We sat down with Therese Kieve, Senior Stewardship Analyst, to understand more about gender-inclusive climate finance.
What is gender-inclusive climate financing and why does it matter?
Gender-inclusive financing requires investors to consider female needs in climate change investments. Climate change exacerbates existing inequalities. Women often bear the brunt of the effects, including increased poverty, less access to resources and heightened risk of gender-based violence.
80% of people displaced by climate change are women, according to the UN[1]
While climate change disproportionately affects women, they are often not included in the political or financial decision-making process to address these threats. For example, at last year’s COP27 conference of 110 world leaders, only 7 females attended[2]. By failing to considers women’s needs in climate change investing, we will continue to not only amplify existing inequalities, but also weaken adaptation and mitigation efforts.
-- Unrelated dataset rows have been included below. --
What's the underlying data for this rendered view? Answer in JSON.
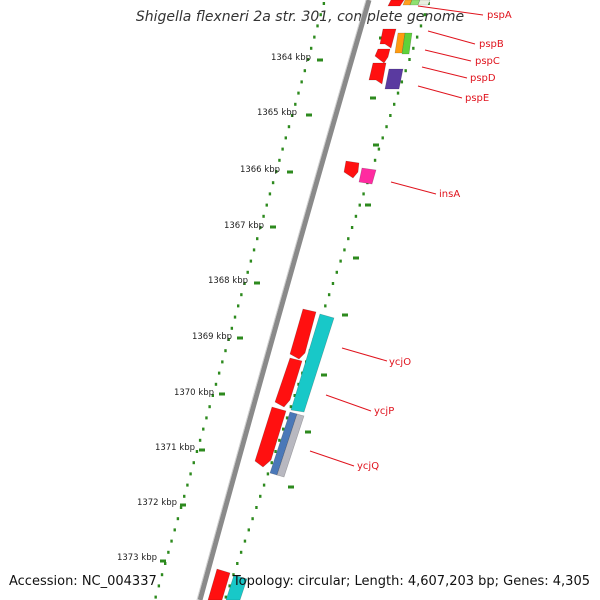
{
  "header": {
    "title": "Shigella flexneri 2a str. 301, complete genome"
  },
  "footer": {
    "accession": "Accession: NC_004337",
    "topology": "Topology: circular; Length: 4,607,203 bp; Genes: 4,305"
  },
  "colors": {
    "backbone": "#7a7a7a",
    "tick": "#2d8a1e",
    "forward_gene": "#ff1010",
    "label": "#e0141e"
  },
  "kbp_labels": [
    "1364 kbp",
    "1365 kbp",
    "1366 kbp",
    "1367 kbp",
    "1368 kbp",
    "1369 kbp",
    "1370 kbp",
    "1371 kbp",
    "1372 kbp",
    "1373 kbp"
  ],
  "genes": [
    "pspA",
    "pspB",
    "pspC",
    "pspD",
    "pspE",
    "insA",
    "ycjO",
    "ycjP",
    "ycjQ"
  ]
}
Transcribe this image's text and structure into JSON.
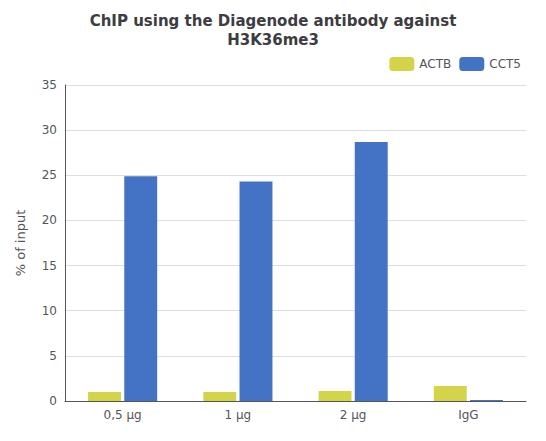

How can a gender lens on climate financing help investors?
We can harness women’s unique perspectives and knowledge of food systems, technology and survival strategies to improve the effectiveness of climate action. Climate change investment should be an avenue for the empowerment of women, thereby ensuring greater resilience, stronger communities and more equitable outcomes.
What sort of opportunities are there for investors in gender-inclusive finance?
Climate finance mainly happens through large international institutions such as the UN Development Programme (UNDP), World Bank, European Bank for Reconstruction and Development (EBRD), and the Asian Development Bank (ADB). These are the institutions that tend to include gender-focussed climate finance. The Green Climate Fund [3] is an example of a climate fund that integrates gender inclusion from the outset.
What is being done to raise awareness of this issue?
We have definitely seen some progress in recent years, including initiatives such as the Green Climate Fund (GCF), mentioned earlier, which has committed to allocate at least 50% of its funding to projects that have a gender focus or that integrate gender considerations. However, there is scope for more action as investors begin to explore ways to integrate the previously distinct issues of gender diversity and climate change.
It is also worth mentioning that we are seeing a lot of progress on gender representation at the board level, in particular regions, thanks to greater diversity awareness, investor action and regulatory scrutiny. At Sarasin & Partners, we continue to challenge companies to follow through on board-level representation, but also workforce inclusion and pay equity. We use our proxy votes to hold company directors accountable to improve their gender and climate metrics.
A similar integrated approach is needed to accelerate gender-inclusive climate finance more broadly. While historically, there has been little guidance to help investors in this area, this is starting to change. The Women in Finance Climate Action Group (WIFCAG), for example, is a key resource for investors in this regard. They have recently released an action framework for applying a gender lens to climate investments[4].